Emy Ueda, outra moderadora do Mamães de Toyohashi, também preferiu desacelerar. “Trabalhava muito, de 3 a 4 horas extras por dia. Um dia, meu filho me perguntou: ‘Mamãe, por que você nunca tem tempo de me levar ao parque?’ Isso me pesou o coração. Tive uma crise de estresse, depois descobri que estava grávida pela segunda vez. Aí decidi parar de trabalhar em fábrica e passar a investir em outros projetos. Gosto de artesanato”, conta a paulista de 28 anos, há 4 no Japão, hoje mãe de um menino de 5 anos e uma menina de 11 meses.
Diáspora
Segundo as entrevistadas, os dirigentes das fábricas não são muito compreensivos com os compromissos das mães. Apreensivas diante do risco de seus filhos brasileiros se tornarem alvo de bullying nos colégios japoneses, por serem diferentes e não dominarem o idioma, elas fazem questão de participar das atividades escolares, como jogos e reuniões de pais e professores. Elas pedem, mas nem sempre são liberadas do trabalho. A falta de flexibilidade de horários é um dos principais motivos para os pedidos de demissão.
No estudo “As brasileiras no Japão de longa duração”, publicado na coletânea Histórias Migrantes: Caminhos Cruzados (Humanitas, 2016), organizada pelo sociólogo Sedi Hirano e pela historiadora Maria Luiza Tucci Carneiro, a socióloga Yumi Garcia dos Santos aborda papéis diferentes desempenhados por brasileiras moradoras de cidades periféricas de metrópoles como Tóquio e Osaka: como trabalhadoras, companheiras e mães.
“Quando se trata de mães, a questão da educação dos filhos se torna objeto central no processo de construção familiar em um país estrangeiro, onde elas reveem a sua identidade brasileira e pensam em repassar aos filhos os valores que condizem com o que entendem por ‘ser brasileiro'”, diz o artigo. Segundo a autora, as mães tentam oferecer aos filhos uma educação bicultural (o aprendizado dos dois idiomas, por exemplo), mas também buscam apresentar a eles um “estilo de vida brasileiro”. Assim, elas dão corpo a uma comunidade — “uma diáspora brasileira no Japão”, na expressão da autora.

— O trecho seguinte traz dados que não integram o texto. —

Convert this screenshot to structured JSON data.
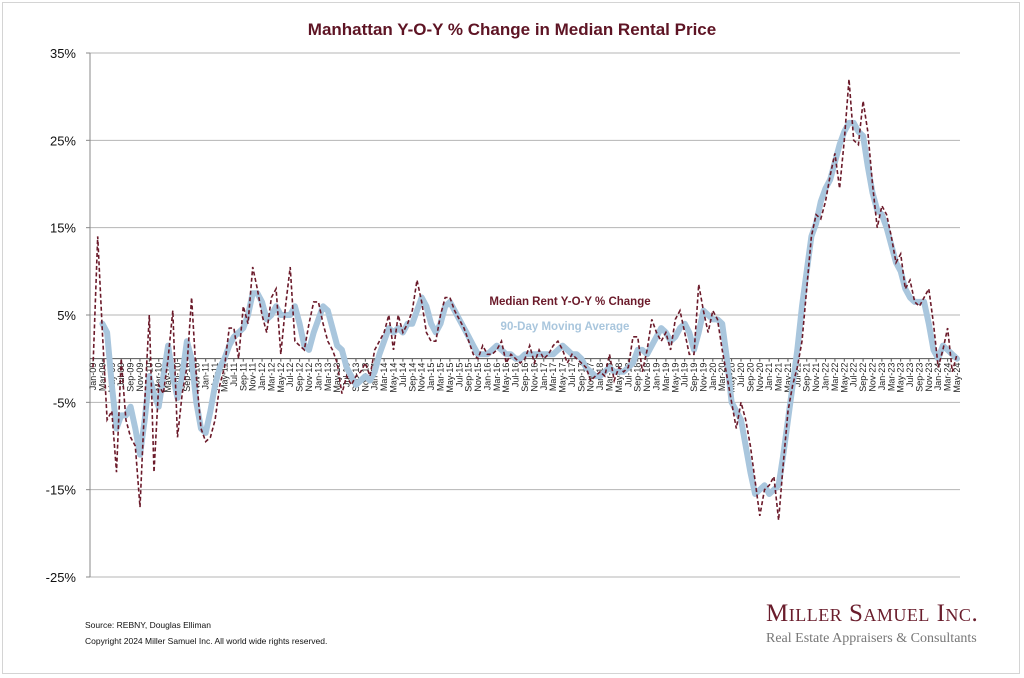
{
  "chart_data": {
    "type": "line",
    "title": "Manhattan Y-O-Y % Change in Median Rental Price",
    "xlabel": "",
    "ylabel": "",
    "ylim": [
      -25,
      35
    ],
    "y_ticks": [
      "35%",
      "25%",
      "15%",
      "5%",
      "-5%",
      "-15%",
      "-25%"
    ],
    "y_tick_values": [
      35,
      25,
      15,
      5,
      -5,
      -15,
      -25
    ],
    "grid": true,
    "x_start": "Jan-09",
    "x_end": "May-24",
    "x_tick_labels": [
      "Jan-09",
      "Mar-09",
      "May-09",
      "Jul-09",
      "Sep-09",
      "Nov-09",
      "Jan-10",
      "Mar-10",
      "May-10",
      "Jul-10",
      "Sep-10",
      "Nov-10",
      "Jan-11",
      "Mar-11",
      "May-11",
      "Jul-11",
      "Sep-11",
      "Nov-11",
      "Jan-12",
      "Mar-12",
      "May-12",
      "Jul-12",
      "Sep-12",
      "Nov-12",
      "Jan-13",
      "Mar-13",
      "May-13",
      "Jul-13",
      "Sep-13",
      "Nov-13",
      "Jan-14",
      "Mar-14",
      "May-14",
      "Jul-14",
      "Sep-14",
      "Nov-14",
      "Jan-15",
      "Mar-15",
      "May-15",
      "Jul-15",
      "Sep-15",
      "Nov-15",
      "Jan-16",
      "Mar-16",
      "May-16",
      "Jul-16",
      "Sep-16",
      "Nov-16",
      "Jan-17",
      "Mar-17",
      "May-17",
      "Jul-17",
      "Sep-17",
      "Nov-17",
      "Jan-18",
      "Mar-18",
      "May-18",
      "Jul-18",
      "Sep-18",
      "Nov-18",
      "Jan-19",
      "Mar-19",
      "May-19",
      "Jul-19",
      "Sep-19",
      "Nov-19",
      "Jan-20",
      "Mar-20",
      "May-20",
      "Jul-20",
      "Sep-20",
      "Nov-20",
      "Jan-21",
      "Mar-21",
      "May-21",
      "Jul-21",
      "Sep-21",
      "Nov-21",
      "Jan-22",
      "Mar-22",
      "May-22",
      "Jul-22",
      "Sep-22",
      "Nov-22",
      "Jan-23",
      "Mar-23",
      "May-23",
      "Jul-23",
      "Sep-23",
      "Nov-23",
      "Jan-24",
      "Mar-24",
      "May-24"
    ],
    "legend_placement": "center",
    "series": [
      {
        "name": "Median Rent Y-O-Y % Change",
        "color": "#6b1a2a",
        "style": "dashed",
        "values": [
          -1,
          14,
          3,
          -7,
          -6,
          -13,
          0,
          -7,
          -9,
          -10,
          -17,
          -5,
          5,
          -13,
          -3,
          -4,
          0,
          5.5,
          -9,
          -4,
          -1,
          7,
          -2,
          -8,
          -9.5,
          -9,
          -7,
          -3,
          -1,
          3.5,
          3.5,
          0,
          6,
          4,
          10.5,
          8,
          5,
          3,
          7,
          8,
          0.5,
          6,
          10.5,
          2,
          1.5,
          1,
          4,
          6.5,
          6.5,
          4,
          2,
          1,
          -0.5,
          -4,
          -2,
          -3,
          -2,
          -1.5,
          -0.5,
          -2,
          1,
          2,
          3,
          5,
          1,
          5,
          3,
          4,
          5.5,
          9,
          6.5,
          3,
          2,
          2,
          5,
          7,
          7,
          5.5,
          4.5,
          3.5,
          2,
          0.5,
          0,
          1.5,
          0.5,
          0.5,
          1,
          2,
          -0.5,
          0.5,
          0,
          -0.5,
          0,
          1.5,
          -0.5,
          1,
          0,
          0.5,
          1.5,
          2,
          1,
          -0.5,
          0.5,
          0,
          -0.5,
          -1,
          -2.5,
          -2,
          -1.5,
          -2,
          0.5,
          -2.5,
          -1,
          -1.5,
          -1,
          2.5,
          2.5,
          -1.5,
          1,
          4.5,
          3,
          2,
          3,
          1,
          4.5,
          5.5,
          3,
          0.5,
          0.5,
          8.5,
          5.5,
          3,
          5.5,
          4.5,
          1,
          -2,
          -5,
          -8,
          -5,
          -7,
          -10,
          -14,
          -18,
          -15,
          -14.5,
          -13.5,
          -18.5,
          -12,
          -6,
          -3,
          -1,
          2,
          8,
          14,
          16.5,
          16,
          18,
          21,
          23.5,
          19.5,
          25,
          32,
          25,
          24.5,
          29.5,
          26,
          20,
          15,
          17.5,
          16.5,
          14,
          11,
          12,
          8,
          9,
          6.5,
          6,
          7,
          8,
          4,
          -1,
          1,
          3.5,
          -1.5,
          0.5
        ]
      },
      {
        "name": "90-Day Moving Average",
        "color": "#a9c6dd",
        "style": "solid",
        "values": [
          null,
          null,
          4,
          3,
          -3,
          -8,
          -6.5,
          -6.5,
          -5.5,
          -8,
          -11,
          -7,
          -2,
          -4,
          -5.5,
          -2,
          1.5,
          -2,
          -4.5,
          -2,
          2,
          0,
          -5,
          -8,
          -8.5,
          -6,
          -3,
          -1,
          0,
          1.5,
          2.5,
          3,
          3.5,
          5,
          7.5,
          7.5,
          6.5,
          4.5,
          5,
          6,
          5,
          5,
          5,
          6,
          4,
          1.5,
          1,
          3,
          4.5,
          6,
          5.5,
          3.5,
          1.5,
          1,
          -1,
          -2,
          -3,
          -2.5,
          -2,
          -2.5,
          -1.5,
          0.5,
          2,
          3.5,
          3,
          3.5,
          3,
          4,
          4,
          5.5,
          7,
          6,
          4,
          3,
          4,
          6,
          6.5,
          5.5,
          4.5,
          3.5,
          2.5,
          1.5,
          0.5,
          0.5,
          0.5,
          1,
          1.5,
          1,
          0.5,
          0.5,
          0,
          0,
          0.5,
          0.5,
          0.5,
          0.5,
          0.5,
          0.5,
          0.5,
          1,
          1.5,
          1,
          0.5,
          0.5,
          0,
          -1,
          -1.5,
          -2,
          -2,
          -1.5,
          -1,
          -1.5,
          -1.5,
          -1.5,
          -1,
          -0.5,
          1,
          1,
          0.5,
          1.5,
          2.5,
          3.5,
          3,
          2,
          2.5,
          3.5,
          4,
          3,
          1,
          3,
          5.5,
          5,
          4.5,
          4.5,
          4,
          0,
          -5,
          -6,
          -7,
          -10,
          -13,
          -15.5,
          -15,
          -14.5,
          -15.5,
          -15,
          -14.5,
          -11,
          -7,
          -3,
          1,
          6,
          10,
          14,
          15.5,
          18,
          19.5,
          20.5,
          22.5,
          24.5,
          26,
          27,
          27,
          26,
          25.5,
          22,
          19,
          17,
          16.5,
          15,
          13,
          11,
          10,
          8,
          7,
          6.5,
          6.5,
          6.5,
          4,
          1,
          0,
          1.5,
          1,
          0.5,
          0
        ]
      }
    ]
  },
  "footer": {
    "source": "Source: REBNY, Douglas Elliman",
    "copyright": "Copyright 2024 Miller Samuel Inc.  All world wide rights reserved."
  },
  "logo": {
    "name": "Miller Samuel Inc.",
    "tagline": "Real Estate Appraisers & Consultants"
  }
}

As mães ouvidas pela BBC News Brasil dizem que querem criar seus filhos como brasileiros — e, no futuro, eles poderão escolher entre viver no Japão ou voltar ao Brasil.
Yumi, que atualmente é professora da Universidade Federal de Minas Gerais, lembra, entretanto, de uma similaridade negativa entre os dois países: em ambos, as mulheres ocupam posições menos promissoras e estáveis no mercado de trabalho do que os homens.
“A maior diferença é que a divisão sexual do trabalho opera de maneira mais típica no Japão: as mulheres se retirando do mercado de trabalho quando se tornam mães, principalmente por pressão social. Ainda é considerado que o cuidado das pessoas dependentes é responsabilidade exclusiva da esposa/mãe. Assim, de maneira importante, elas retornam ao mercado de trabalho depois que o filho caçula passa a ser escolarizado. Há mães trabalhadoras, sim, mas com forte desaprovação social”, observa a socióloga.
Desde fins da década de 1980, muitas famílias brasileiras de ascendência japonesa buscam trabalho em fábricas. Ainda atualmente, a expectativa de muitos é trabalhar o maior número de horas possível para poupar dinheiro e, aproveitando a atual alta do dólar e do iene, convertê-lo em real. Um salário de 1.250 ienes (R$ 47) a hora, com 3 horas extras diárias, pode render cerca de 270 mil ienes no fim do mês, isso é, aproximadamente R$ 10 mil.
É o caso de Vanessa, que pretende trabalhar pesado e poupar por 2 ou 3 anos. “Tudo é diferente. No Brasil, eu tinha tempo ao lado do meu filho. No Japão, eu só o vejo no café da manhã e no fim de semana. É pouco? É, mas é tempo. Foi uma aposta que a gente fez: trabalhar, trabalhar, trabalhar e juntar dinheiro, pra garantir um futuro melhor pra ele. Na minha infância, quando eu tinha 10, 11 anos, meus pais vieram para cá e me deixaram no Brasil — e tudo o que eu queira era estar ao lado deles. Então, eu quis fazer diferente e vir com a família toda. É mais difícil, mas é melhor estar junto.”